Бюва очень хотелось побыть подле Клариссы; он понимал, что жить ей осталось недолго, но ему и в голову не могло прийти пропустить хоть один присутственный день, разве что если бы он сам умирал. Он пришел в королевскую библиотеку в положенный час, но был так печален и подавлен, что королю на этот раз было от него мало проку. К тому же Бюва, как это с удивлением отметили все служащие библиотеки, не стал дожидаться, пока часы пробьют четыре, и, сняв синие нарукавники, которые он надевал, чтобы не запачкать рукавов сюртука, с первым ударом часов встал, надел шляпу и ушел. Внештатный писец, тот самый, который подавал уже прошение о замещении места Бюва, посмотрел ему вслед и, когда дверь за ним закрылась, сказал достаточно громко, чтобы его слова были услышаны начальником:

— Вот это я понимаю! Он-то уж не изнуряет себя работой.
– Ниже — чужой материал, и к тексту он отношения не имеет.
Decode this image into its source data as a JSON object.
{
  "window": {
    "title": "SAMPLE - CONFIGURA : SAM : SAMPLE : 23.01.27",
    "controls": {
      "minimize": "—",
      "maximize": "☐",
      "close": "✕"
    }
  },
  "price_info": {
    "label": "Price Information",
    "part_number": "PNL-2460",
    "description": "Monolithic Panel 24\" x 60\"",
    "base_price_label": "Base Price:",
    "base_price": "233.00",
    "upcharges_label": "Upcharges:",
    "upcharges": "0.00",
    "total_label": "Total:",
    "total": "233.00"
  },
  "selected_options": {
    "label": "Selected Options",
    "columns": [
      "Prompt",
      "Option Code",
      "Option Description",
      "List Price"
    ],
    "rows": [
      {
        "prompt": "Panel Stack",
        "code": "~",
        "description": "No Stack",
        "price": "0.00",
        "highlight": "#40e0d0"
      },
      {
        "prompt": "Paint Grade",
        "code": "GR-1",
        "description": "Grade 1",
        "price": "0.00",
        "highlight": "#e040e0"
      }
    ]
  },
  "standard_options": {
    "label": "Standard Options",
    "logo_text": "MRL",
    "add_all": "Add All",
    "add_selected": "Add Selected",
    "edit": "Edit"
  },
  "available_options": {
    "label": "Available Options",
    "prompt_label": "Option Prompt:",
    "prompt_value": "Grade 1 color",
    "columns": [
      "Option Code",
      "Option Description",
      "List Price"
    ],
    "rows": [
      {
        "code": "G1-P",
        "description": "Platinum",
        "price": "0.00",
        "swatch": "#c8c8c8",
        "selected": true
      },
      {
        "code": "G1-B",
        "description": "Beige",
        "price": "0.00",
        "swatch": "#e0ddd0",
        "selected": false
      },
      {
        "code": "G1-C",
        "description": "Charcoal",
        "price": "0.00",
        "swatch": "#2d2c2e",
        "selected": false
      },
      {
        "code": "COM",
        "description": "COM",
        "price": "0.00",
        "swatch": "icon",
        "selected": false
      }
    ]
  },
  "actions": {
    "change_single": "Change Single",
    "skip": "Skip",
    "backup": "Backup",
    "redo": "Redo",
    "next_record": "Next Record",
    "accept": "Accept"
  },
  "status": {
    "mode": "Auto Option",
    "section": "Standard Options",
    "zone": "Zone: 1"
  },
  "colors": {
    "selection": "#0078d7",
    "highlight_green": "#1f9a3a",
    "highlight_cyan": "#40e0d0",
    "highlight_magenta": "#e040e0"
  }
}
Опасения Бюва подтвердились. Вернувшись домой, он спросил у привратницы, как себя чувствует Кларисса.

— Слава Богу, — ответила та, — успокоилась, бедняжка. Больше она не страдает.

— Умерла?! — воскликнул Бюва с той дрожью в голосе, которую всегда вызывает у человека это ужасное слово.

— Пожалуй, уже три четверти часа прошло. — И привратница, склонившись над чулком, вновь замурлыкала себе под нос какую-то веселую песенку, которую прервала, чтобы ответить на вопрос Бюва.

Бюва медленно, со ступеньки на ступеньку, стал подниматься по лестнице, останавливаясь на каждом этаже, чтобы вытереть капли пота, выступившие на лбу. Дойдя до площадки, на которую выходили двери его комнаты и комнаты Клариссы, он был вынужден прислониться к стене, так как почувствовал, что у него подкашиваются ноги.

Шевалье д’Арманталь - _9.jpg

Вид мертвого тела таит в себе нечто страшное и торжественное, и, как бы ни владел собой человек, этого впечатления ему не избежать. Бюва оставался на площадке, безмолвный, неподвижный, колеблясь, войти или нет, пока не послышался плач маленькой Батильды, и тогда он сразу вспомнил о бедном ребенке, и это придало ему смелости. Однако, подойдя к двери, он вновь остановился; но тут стали отчетливее слышны стенания девочки.